State appeals to U.S. Supreme Court to overturn salmon decision
In the midst of the Upper Cook Inlet Board of Fisheries meeting, the battle for state management of Cook Inlet salmon fisheries continues.
The State of Alaska has filed with the U.S. Supreme Court to review a recent 9th Circuit Court of Appeal decision that would require some of Alaska’s salmon fisheries to conform to federal management.
The state says this is the wrong move.
“This is an area where the federal government recognizes the State’s expertise and agrees that the State is better equipped to manage the fishery, even in federal waters,” said Attorney General Jahna Lindemuth in a press release Feb. 27. “We hope the U.S. Supreme Court will review this important issue and reverse the Ninth Circuit’s decision.”
Last September, the U.S. 9th Circuit Court of Appeals overturned a 2011 decision by the North Pacific Fishery Management Council to remove several Alaska salmon fisheries from the federal management plan.
Industry group United Cook Inlet Drift Association, or UCIDA, filed the lawsuit in 2013 to repeal the council’s decision, which was officially Amendment 12 to the Alaska salmon fishery management plan, or FMP. The amendment formally turned over control of salmon fisheries in Cook Inlet, Prince William Sound and the Alaska Peninsula to state management.
The U.S. District Court for Alaska sided with the state and feds in dismissing the UCIDA lawsuit in 2014, but the 9th Circuit reversed the decision and found for the plaintiffs.
UCIDA’s leadership claimed that the state’s management does not conform to the federal national standards, and has resulted in the loss of harvestable salmon surplus worth millions to commercial fishermen in the region.
State officials disagreed with the decision’s wisdom.
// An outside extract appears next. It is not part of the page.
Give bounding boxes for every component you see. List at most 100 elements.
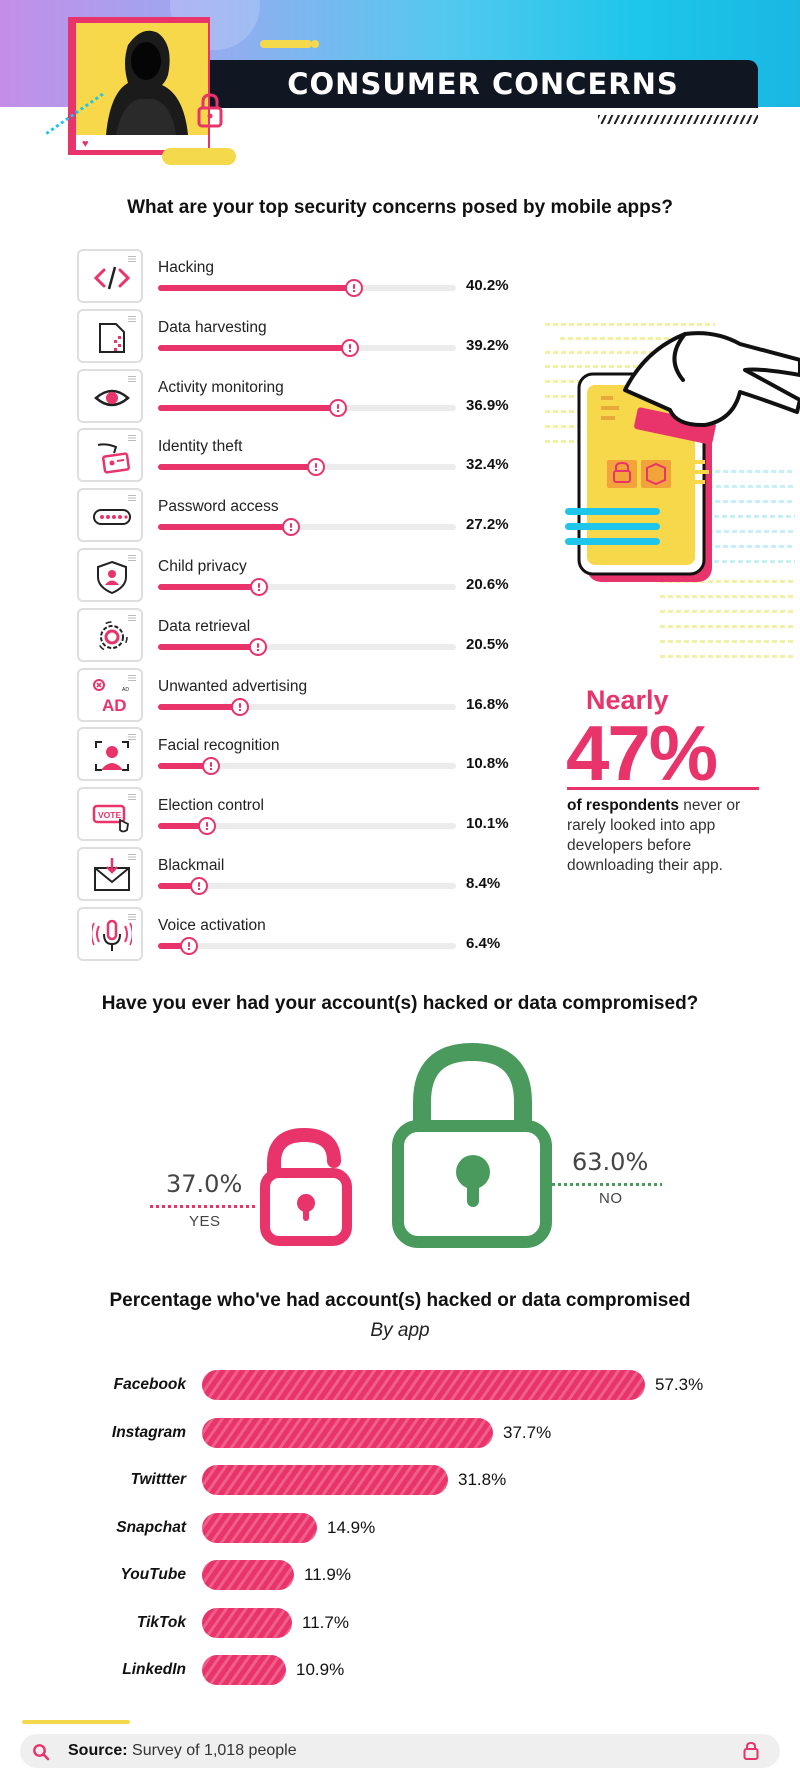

The Alaska Department of Fish and Game insists that the “state does not need the U.S. government’s help in salmon management.” NMFS officials have largely echoed the sentiment, not relishing the idea of crafting a new FMP for Cook Inlet fisheries.
The state’s petition to the Supreme Court case elaborates at length on Alaska’s salmon management, even going so far as to label federal management “inferior.”
The 9th Circuit Court did not properly understand the issue, it claims. Mostly, the State of Alaska fears overfishing as a result of the catch limits required in most federal fisheries — hard caps on how many fish the entire fishery can harvest.
“Because it can be difficult to forecast how many salmon will return in a given year, NMFS agrees that managing these fisheries with catch limits risks overfishing: sometimes the limits will turn out to be too high, and sometimes too low,” the appeal reads. “The State’s management method under state law is better. The State monitors salmon returns in-season, and by emergency order allows the level of fishing that will ensure that the appropriate number of salmon reach their spawning grounds to sustain the stock. NMFS agrees that the State manages these fisheries consistent with the National Standards of the Magnuson-Stevens Act.”
The Magnuson-Stevens Act is primary governing law for federal fisheries, which sets 10 National Standards every FMP must follow.
UCIDA President Dave Martin argues the state’s management fails entirely to achieve national standard one to achieve optimum yield while citizens are being crunched under a statewide recession.
“We’re not harvesting surplus, we’re getting way below maximum sustained yield returns. That’s not compliance,” said Martin. “With the way economic situation the state’s in now, you’d think on a renewable resource that they’d want to get the most return off of it and turn it into an economic benefit for the state.”
Not only does the state claim its management does this, but also that salmon stocks were in fact worse off under federal management.
“Before statehood, the Federal Government managed Alaska’s salmon fisheries using a strategy that, like annual catch limits, failed to account for the unpredictability of salmon returns,” the appeal reads. “The result was record low salmon harvests. Since the State took over management of its salmon fisheries, commercial salmon harvests have increased more than tenfold, and Alaska’s salmon fisheries are recognized as sustainable and among the best managed fisheries in the world. The court’s decision will return these three salmon fisheries to inferior federal management over the opposition of the experts at NMFS.”
Management, the state argues, should have an FMP only if the fishery itself has a conservation need.
“The Magnuson-Stevens Act obviously does not require an FMP for fisheries that will be worse off with an FMP than without one,” the appeal reads. “NMFS has long interpreted (the law) as requiring Councils to prepare FMPs only for fisheries that require the conservation and management measures that an FMP would provide.”
Martin responded by pointing to the low king salmon runs that have plagued Alaska over the last decade.
“A famed senator from Alaska, Ted Stevens, developed these plans, and they’re world renowned for developing fisheries and rebuilding stocks,” Martin said. “It takes the politics out of it, and manages it according to the science and the biology. We named our airport after Stevens, we should be able to manage our fisheries to the plans he developed.”